Cor de burro a fugir

Escrito por Albino Bárbara

«A ética não é nem pode ser confundida com a lei, os arranjos políticos ou mesmo com a moral»

Quando o burro foge há um pequeno problema e a solução é só uma: encontrá-lo. Problema, problema, é perceber qual a cor do burro a fugir. Pois bem, burrus em latim significa avermelhado e a expressão popular tem a ver com a roupagem de quem veste indumentária vermelha.

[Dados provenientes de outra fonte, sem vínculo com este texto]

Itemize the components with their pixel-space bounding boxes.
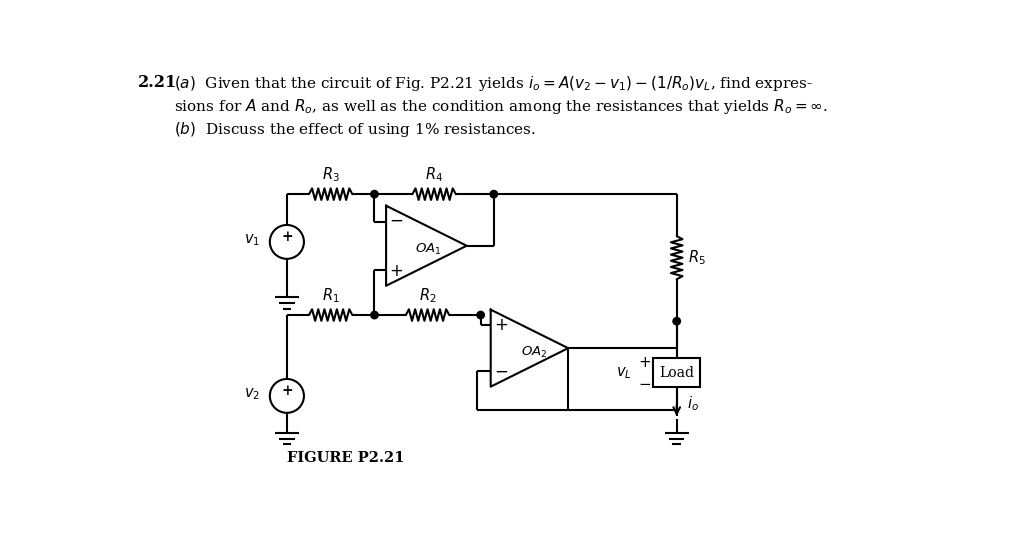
Text: $v_1$: $v_1$ (244, 233, 260, 248)
Text: $v_2$: $v_2$ (244, 387, 260, 402)
Text: FIGURE P2.21: FIGURE P2.21 (287, 450, 404, 464)
Text: $+$: $+$ (494, 316, 508, 334)
Circle shape (490, 191, 498, 198)
Text: $(a)$  Given that the circuit of Fig. P2.21 yields $i_o = A(v_2-v_1)-(1/R_o)v_L$: $(a)$ Given that the circuit of Fig. P2.… (174, 74, 813, 93)
Text: $(b)$  Discuss the effect of using 1% resistances.: $(b)$ Discuss the effect of using 1% res… (174, 120, 537, 139)
Bar (653, 358, 700, 387)
Text: +: + (281, 384, 293, 399)
Text: $R_3$: $R_3$ (322, 165, 340, 184)
Circle shape (477, 312, 484, 319)
Text: $i_o$: $i_o$ (687, 394, 698, 413)
Circle shape (673, 318, 680, 325)
Text: +: + (281, 230, 293, 244)
Text: $R_2$: $R_2$ (419, 286, 436, 305)
Text: sions for $A$ and $R_o$, as well as the condition among the resistances that yie: sions for $A$ and $R_o$, as well as the … (174, 97, 828, 116)
Text: $-$: $-$ (638, 376, 650, 390)
Text: 2.21: 2.21 (138, 74, 177, 91)
Text: $+$: $+$ (389, 263, 403, 280)
Text: $OA_1$: $OA_1$ (415, 242, 441, 257)
Text: Load: Load (659, 366, 694, 380)
Circle shape (371, 312, 378, 319)
Text: $-$: $-$ (494, 363, 508, 380)
Text: $R_5$: $R_5$ (688, 248, 707, 267)
Text: $v_L$: $v_L$ (616, 365, 632, 381)
Text: $+$: $+$ (638, 356, 650, 370)
Text: $R_1$: $R_1$ (322, 286, 340, 305)
Text: $R_4$: $R_4$ (425, 165, 443, 184)
Text: $OA_2$: $OA_2$ (521, 345, 547, 360)
Text: $-$: $-$ (389, 212, 403, 228)
Circle shape (371, 191, 378, 198)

Diz-se que a vingança serve-se fria. É por isso que demora o seu tempo. No entanto, há vingança e vingança e, nem mesmo fria, a oportunidade pode dar lugar a precipitações que podem trazer repercussões futuras ao serem escolhidos determinados parceiros para ajudar a aplicar a virtude da desforra, tornando-se absolutamente necessária, em toda e qualquer circunstância, a moderação onde está implícito a inteligência para poder castigar.

Abril de 1974. Francisco Sá Carneiro, Magalhães Mota e Francisco Pinto Balsemão perceberam que tinham de preencher o espaço político que englobava múltiplos sectores da direita e o já ocupado pelo Partido Socialista. Daí terem optado pela criação de um partido laranja e pelo símbolo (três setas eram farpas conta o nazismo, o comunismo e a monarquia) utilizado pela resistência para danificar o efeito da cruz gamada, o que dava todas as garantias de equidistância ao conservadorismo reacionário e à inspiração marxista. Resultou assim um partido republicano, semi-liberal, com características social-democratas, o que fez com que, quase de imediato, os seus fundadores trocassem o nome de PPD por PSD, pois a motivação era ser poder e governar, solicitando o seu reconhecimento internacional na maior família política, que alberga os partidos socialistas e social-democratas, contando com a sistemática oposição de Mário Soares, na altura vice-presidente da Internacional Socialista. O PSD ainda hoje está agrupado numa família esquisita, sentando-se numa bancada de conservadores, reacionários e direitinhas europeus.

Nestes 46 anos de vida, o PPD/PSD teve altos e baixos. Ganhou tudo o que havia para ganhar e perdeu tudo o que havia para perder. Com a ajuda dos socialistas conseguiu eleger o pior Presidente da República do pós 25 de Abril, mantendo assim inúmeras fações, clientelas, baronatos e quintarolas, como é comum a qualquer partido de poder.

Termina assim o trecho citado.